IN Abul Azad’s visual dictionary the word ‘still life’ is elaborated as follows: the objects related to and resulted by a person’s life and these objects are seen arrayed in a certain fashion as providence would suggest and these objects would remain in the same way as if they were caught in and frozen by time. Their stillness shows that the person who has caused such an arrangement is equally still or methodically careless.
Perhaps, the birth certificate of still life as an artistic genre, written in fourteenth century does not agree with what Azad’s not yet written dictionary says. Still Life as an artistic genre while capturing the beauty and mortality of life also highlighted the skill of the artists who excelled in this genre. Primarily a western religious artistic mode, Still Life became an unavoidable philosophical visual motif for many European artists during the renaissance and the years that followed. When it came to the late 19th and early 20th centuries, Still Life had become a medium of scientific experiments in art, which later crossed over to the modes of conceptual installations.
Visit the percussionist, Harinarayanan’s room. What you find there is a total commotion of daily objects used or rendered useless by or even emblematized by the anarchist artist Harinarayanan. Azad trains his camera at these objects and the framing itself edits out the wanted from the unwanted. Unwanted here is the space as Harinarayanan occupies a space that is object infested; his tea glass which has not been washed for quite some time, empty cigarette packets, papers, cigarette stubs and so on. When the space is edited out by the eyes of Azad these objects assume the shape of a Still Life, which simultaneously speak of the life of Harinarayanan and narrates a story about the time in which he lives.

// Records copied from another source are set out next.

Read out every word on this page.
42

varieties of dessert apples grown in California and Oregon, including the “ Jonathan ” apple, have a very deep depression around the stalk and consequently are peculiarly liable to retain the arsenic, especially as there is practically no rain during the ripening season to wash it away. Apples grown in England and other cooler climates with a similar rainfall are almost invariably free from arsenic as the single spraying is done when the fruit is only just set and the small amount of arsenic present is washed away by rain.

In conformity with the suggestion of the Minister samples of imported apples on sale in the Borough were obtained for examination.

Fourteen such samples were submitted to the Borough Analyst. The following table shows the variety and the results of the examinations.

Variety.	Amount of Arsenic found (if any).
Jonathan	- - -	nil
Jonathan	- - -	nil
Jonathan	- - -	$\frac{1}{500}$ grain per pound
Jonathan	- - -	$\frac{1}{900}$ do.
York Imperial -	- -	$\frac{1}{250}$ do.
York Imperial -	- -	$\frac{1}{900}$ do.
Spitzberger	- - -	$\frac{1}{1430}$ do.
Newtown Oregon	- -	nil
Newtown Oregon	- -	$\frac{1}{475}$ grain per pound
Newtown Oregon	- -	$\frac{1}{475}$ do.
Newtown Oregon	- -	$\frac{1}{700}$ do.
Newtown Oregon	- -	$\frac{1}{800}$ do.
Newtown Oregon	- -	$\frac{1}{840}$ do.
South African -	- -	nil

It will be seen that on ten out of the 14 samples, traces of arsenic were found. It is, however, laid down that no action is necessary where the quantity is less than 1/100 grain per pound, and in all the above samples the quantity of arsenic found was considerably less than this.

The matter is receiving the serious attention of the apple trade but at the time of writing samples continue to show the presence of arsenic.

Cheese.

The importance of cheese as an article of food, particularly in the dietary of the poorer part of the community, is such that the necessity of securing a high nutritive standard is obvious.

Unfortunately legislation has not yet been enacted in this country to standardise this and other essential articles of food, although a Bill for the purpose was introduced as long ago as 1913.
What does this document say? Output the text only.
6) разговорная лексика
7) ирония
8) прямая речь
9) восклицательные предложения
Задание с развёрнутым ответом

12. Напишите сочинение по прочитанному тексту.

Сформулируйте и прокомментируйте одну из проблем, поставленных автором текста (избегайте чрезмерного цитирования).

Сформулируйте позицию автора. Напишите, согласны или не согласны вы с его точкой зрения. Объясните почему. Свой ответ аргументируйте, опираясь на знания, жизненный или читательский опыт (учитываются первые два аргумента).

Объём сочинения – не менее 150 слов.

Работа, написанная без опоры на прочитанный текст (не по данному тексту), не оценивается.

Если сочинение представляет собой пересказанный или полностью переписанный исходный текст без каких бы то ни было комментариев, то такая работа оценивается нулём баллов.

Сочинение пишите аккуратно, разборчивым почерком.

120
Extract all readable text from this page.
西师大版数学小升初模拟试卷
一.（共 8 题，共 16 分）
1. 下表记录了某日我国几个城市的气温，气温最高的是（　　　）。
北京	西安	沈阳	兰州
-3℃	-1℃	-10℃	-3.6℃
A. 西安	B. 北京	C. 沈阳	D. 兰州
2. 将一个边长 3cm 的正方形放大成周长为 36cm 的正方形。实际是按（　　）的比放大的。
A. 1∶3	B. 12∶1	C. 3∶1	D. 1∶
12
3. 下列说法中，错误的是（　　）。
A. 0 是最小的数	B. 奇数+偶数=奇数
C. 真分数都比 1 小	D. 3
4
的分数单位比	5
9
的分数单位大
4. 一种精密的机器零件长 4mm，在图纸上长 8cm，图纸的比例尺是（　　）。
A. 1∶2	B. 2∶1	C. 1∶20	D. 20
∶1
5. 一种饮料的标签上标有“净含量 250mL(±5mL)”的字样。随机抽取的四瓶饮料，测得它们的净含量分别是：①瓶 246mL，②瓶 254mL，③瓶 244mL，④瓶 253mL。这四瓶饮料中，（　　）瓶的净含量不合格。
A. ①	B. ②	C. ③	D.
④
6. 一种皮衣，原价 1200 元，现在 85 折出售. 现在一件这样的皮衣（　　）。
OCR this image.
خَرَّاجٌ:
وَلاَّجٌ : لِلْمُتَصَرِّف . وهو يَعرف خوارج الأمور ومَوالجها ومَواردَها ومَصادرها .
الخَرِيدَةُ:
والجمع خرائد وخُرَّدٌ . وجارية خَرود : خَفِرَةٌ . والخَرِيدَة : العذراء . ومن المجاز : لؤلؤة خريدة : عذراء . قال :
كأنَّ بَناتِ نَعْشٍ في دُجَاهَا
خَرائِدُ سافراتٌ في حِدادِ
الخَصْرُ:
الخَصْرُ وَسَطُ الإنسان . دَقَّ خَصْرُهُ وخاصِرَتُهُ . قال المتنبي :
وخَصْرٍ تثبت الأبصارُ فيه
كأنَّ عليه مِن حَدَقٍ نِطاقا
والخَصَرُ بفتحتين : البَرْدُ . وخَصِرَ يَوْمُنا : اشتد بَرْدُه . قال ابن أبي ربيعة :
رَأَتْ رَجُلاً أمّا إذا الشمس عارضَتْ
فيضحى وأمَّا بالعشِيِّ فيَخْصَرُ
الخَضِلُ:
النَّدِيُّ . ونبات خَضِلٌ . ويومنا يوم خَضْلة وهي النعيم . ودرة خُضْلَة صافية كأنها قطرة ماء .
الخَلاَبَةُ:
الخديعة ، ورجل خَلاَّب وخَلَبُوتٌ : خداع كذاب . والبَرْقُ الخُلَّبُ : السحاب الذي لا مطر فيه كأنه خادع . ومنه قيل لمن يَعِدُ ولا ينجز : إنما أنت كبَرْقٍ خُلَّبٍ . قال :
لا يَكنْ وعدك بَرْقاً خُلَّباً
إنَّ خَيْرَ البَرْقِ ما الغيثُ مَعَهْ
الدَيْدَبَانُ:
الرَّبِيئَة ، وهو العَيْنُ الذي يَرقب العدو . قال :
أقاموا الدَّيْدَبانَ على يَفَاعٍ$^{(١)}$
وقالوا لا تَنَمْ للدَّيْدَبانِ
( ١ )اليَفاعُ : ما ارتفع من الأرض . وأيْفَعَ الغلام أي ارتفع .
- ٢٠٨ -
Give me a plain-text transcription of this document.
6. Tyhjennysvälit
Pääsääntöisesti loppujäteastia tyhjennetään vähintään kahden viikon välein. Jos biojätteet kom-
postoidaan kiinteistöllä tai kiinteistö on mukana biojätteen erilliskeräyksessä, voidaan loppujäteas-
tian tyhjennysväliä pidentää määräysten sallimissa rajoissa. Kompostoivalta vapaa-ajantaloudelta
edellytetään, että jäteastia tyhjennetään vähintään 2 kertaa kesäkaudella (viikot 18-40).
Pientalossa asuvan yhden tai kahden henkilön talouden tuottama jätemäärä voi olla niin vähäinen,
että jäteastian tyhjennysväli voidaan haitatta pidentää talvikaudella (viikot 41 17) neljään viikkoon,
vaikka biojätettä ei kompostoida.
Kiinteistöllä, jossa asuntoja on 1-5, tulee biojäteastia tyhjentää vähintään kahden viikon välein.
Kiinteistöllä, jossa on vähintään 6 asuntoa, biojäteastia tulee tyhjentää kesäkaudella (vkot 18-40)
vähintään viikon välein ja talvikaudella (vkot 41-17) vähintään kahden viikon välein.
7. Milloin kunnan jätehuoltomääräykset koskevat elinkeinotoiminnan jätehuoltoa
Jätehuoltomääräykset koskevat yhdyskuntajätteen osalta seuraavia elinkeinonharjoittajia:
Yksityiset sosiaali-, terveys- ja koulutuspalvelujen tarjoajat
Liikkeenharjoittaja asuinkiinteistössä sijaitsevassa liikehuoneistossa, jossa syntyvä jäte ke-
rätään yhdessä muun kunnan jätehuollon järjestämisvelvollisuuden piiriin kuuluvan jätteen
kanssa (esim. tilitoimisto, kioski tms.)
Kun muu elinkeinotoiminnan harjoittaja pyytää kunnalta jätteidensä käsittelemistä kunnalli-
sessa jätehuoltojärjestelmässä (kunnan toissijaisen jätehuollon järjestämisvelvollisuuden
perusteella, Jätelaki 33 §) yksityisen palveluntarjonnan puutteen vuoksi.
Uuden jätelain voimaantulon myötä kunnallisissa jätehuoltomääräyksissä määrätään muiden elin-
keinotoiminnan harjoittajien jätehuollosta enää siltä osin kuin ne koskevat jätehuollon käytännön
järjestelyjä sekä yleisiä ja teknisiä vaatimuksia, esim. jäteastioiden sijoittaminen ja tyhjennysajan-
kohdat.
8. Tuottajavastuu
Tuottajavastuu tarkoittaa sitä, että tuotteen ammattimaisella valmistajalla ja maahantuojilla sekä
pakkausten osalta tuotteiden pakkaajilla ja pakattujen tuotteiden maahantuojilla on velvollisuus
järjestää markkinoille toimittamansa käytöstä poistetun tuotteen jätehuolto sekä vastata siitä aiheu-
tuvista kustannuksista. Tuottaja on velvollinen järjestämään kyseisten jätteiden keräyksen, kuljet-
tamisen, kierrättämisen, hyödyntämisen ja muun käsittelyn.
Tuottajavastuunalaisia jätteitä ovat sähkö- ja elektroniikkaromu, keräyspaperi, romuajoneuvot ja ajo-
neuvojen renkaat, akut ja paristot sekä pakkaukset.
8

Like Harinarayanan, Azad too lives a life of a nomad, an eternal wanderer. While Harinaryanan travels in his subconscious through nicotine and alcohol or weed induced euphoria, Azad travels in the physical space constantly capturing the displaced images that create meaning out of ironic associations. Nomads are dangerous people as they defy settlement and refuse to enter the mainstream life. On the contrary the mainstream life protected by state is always watchful about the nomads who the state believes that are in a perpetual preparation of war against it. An anarchist and nomad who live within the mainstream society in that sense is a threat not because he causes physical danger to others but because his life style itself remains as a constant critique of the normative life values. It tends to threaten the complacency of the people who live in illusionary sense of conformity.